Buscando promover uma reflexão que levasse à ação e ao desenvolvimento de um processo de apropriação contextual e de interferência no tempo e nos espaços ambientais e situacionais, foi realizada uma atividade a partir da leitura visual do livro “Isto não é” de Magallanes (2008). A dinâmica envolveu a ampliação do olhar para além de um discurso imagético, mas, sobretudo imaginativo, criativo e reflexivo, de maneira individual e coletiva. A atividade teve como questão inicial e propulsora à reflexão o seguinte: o que se vê é somente o que se vê ou poderia ser transformado em algo diferente para outras realidades e contextos distintos, como forma de intervenção nos espaços a partir de questionamentos sobre o que já está estabelecido, reorientando dessa forma, em uma direção a um pensamento próprio e autônomo sobre novas possibilidades. Para cada criança foi uma experiência de pensamento e imaginação desvinculados da postura de aceitação do que a imagem ou figura real ou inicial simplesmente apresentava, para transpor e propor uma produção, embora não totalmente diferenciada da ideia básica, baseada no pensar e representar emergidos da concepção, da imaginação e da subjetivação expressiva, por intermédio de sua contribuição como produtora de um novo resultado, para um novo desenho ou figura.
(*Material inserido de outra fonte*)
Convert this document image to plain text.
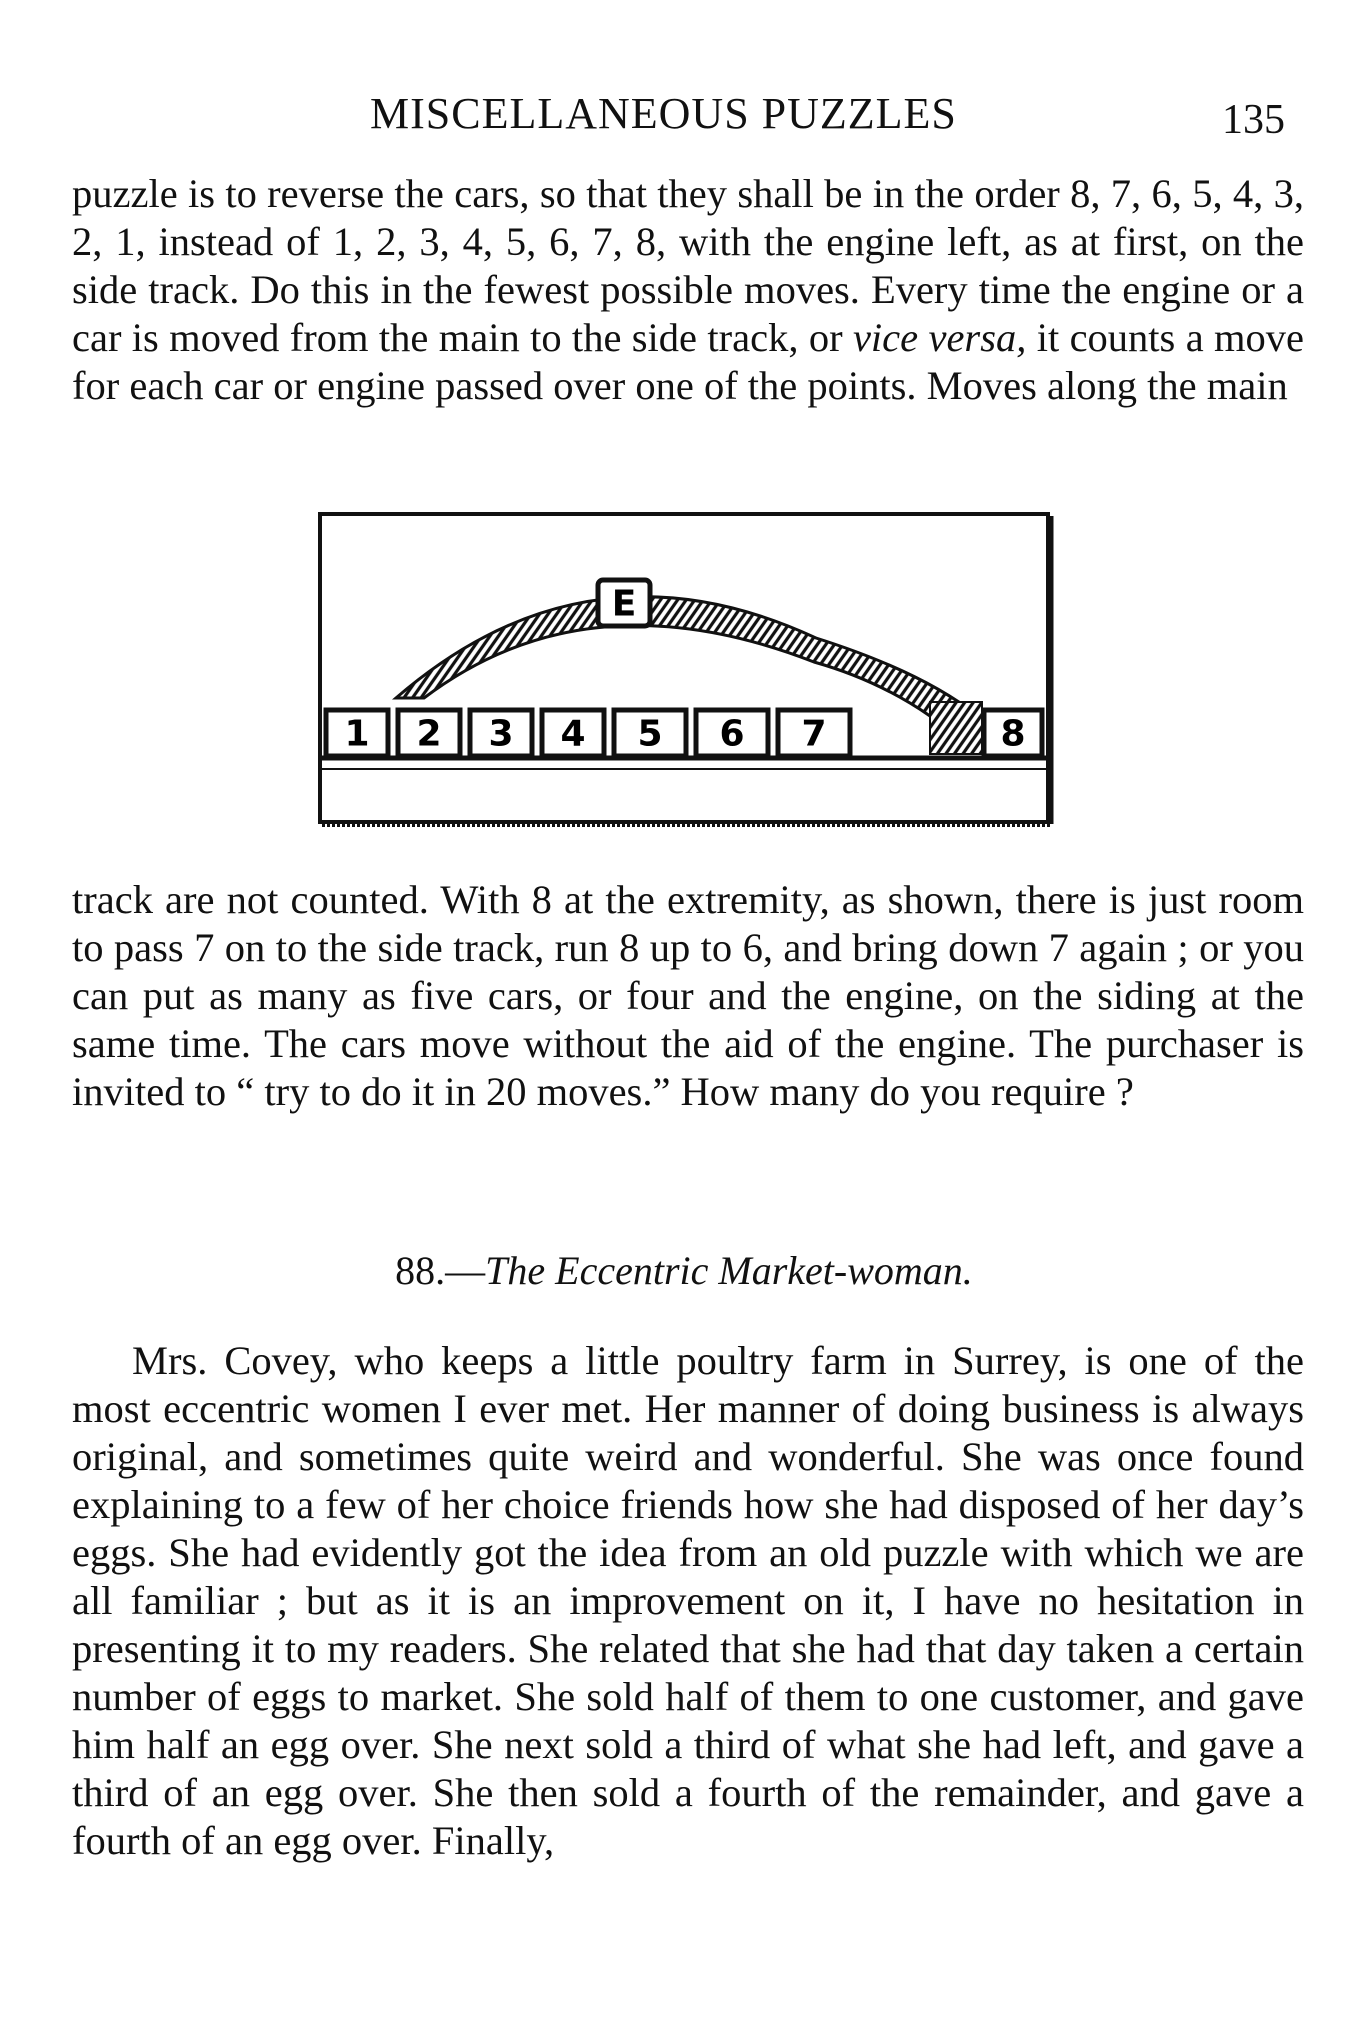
MISCELLANEOUS PUZZLES	135

puzzle is to reverse the cars, so that they shall be in the order 8, 7, 6, 5, 4, 3, 2, 1, instead of 1, 2, 3, 4, 5, 6, 7, 8, with the engine left, as at first, on the side track. Do this in the fewest possible moves. Every time the engine or a car is moved from the main to the side track, or vice versa, it counts a move for each car or engine passed over one of the points. Moves along the main

E
1 2 3 4 5 6 7	8

track are not counted. With 8 at the extremity, as shown, there is just room to pass 7 on to the side track, run 8 up to 6, and bring down 7 again ; or you can put as many as five cars, or four and the engine, on the siding at the same time. The cars move without the aid of the engine. The purchaser is invited to “ try to do it in 20 moves.” How many do you require ?

88.—The Eccentric Market-woman.

Mrs. Covey, who keeps a little poultry farm in Surrey, is one of the most eccentric women I ever met. Her manner of doing business is always original, and sometimes quite weird and wonderful. She was once found explaining to a few of her choice friends how she had disposed of her day’s eggs. She had evidently got the idea from an old puzzle with which we are all familiar ; but as it is an improvement on it, I have no hesitation in presenting it to my readers. She related that she had that day taken a certain number of eggs to market. She sold half of them to one customer, and gave him half an egg over. She next sold a third of what she had left, and gave a third of an egg over. She then sold a fourth of the remainder, and gave a fourth of an egg over. Finally,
Como discutido anteriormente, algumas crianças consideraram “seus lugares” como desprovidos de qualquer atributo ou atrativos de beleza. Certamente esse fato perpassa por diferentes modos, percepções e até por crenças ditadas e estabelecidas ao longo do tempo seja in locus familiar, escolar ou social. A proposta de se enxergar o que ainda não existe, mas cuja possibilidade é vir a ser, é forjada pelo pensamento e parte de uma prospecção futura de implantação de medidas de mudança sobre o que existe, levando-se a uma postura de mudança da realidade.

As produções textuais, expressivas e artísticas contribuíram significativamente para o conhecimento acerca das realidades locais e relacionais apresentadas, como também no processo de sensibilização e de conscientização cidadã sobre as responsabilidades e condições reais de cada um em relação à transformação e às mudanças cotidianas. A reintegração dos objetos descartados ao cenário da vida pela escola e pelo entorno propiciaram a interlocução sobre esses objetos e a possibilidade de transformá-los, recontextualizando-os no tempo e no espaço da escola.

A produção de texto baseada na reescrita coletiva do poema “Aquecimento Global (Dia da Natureza)”, elaborado e organizado pelos grupos, em versão própria, permitiu o diálogo ativo entre as crianças inseridas em seus grupos, desencadeando de maneira progressiva, a formulação das questões mediante a organização das ideias para uma produção conjunta. O registro escrito foi utilizado por ser um meio da construção de memórias e de sua evocação, solicitando, posteriormente, ao cérebro a mobilização de diferentes estágios de atenção e memorização como, por exemplo, o estado de alerta, o foco e a atenção executiva para a realização da ação, além do sistema límbico, responsável pelo campo das emoções e que age significativamente nesse processo, tendo em vista que pela sensibilização é possível criar relação e vínculo.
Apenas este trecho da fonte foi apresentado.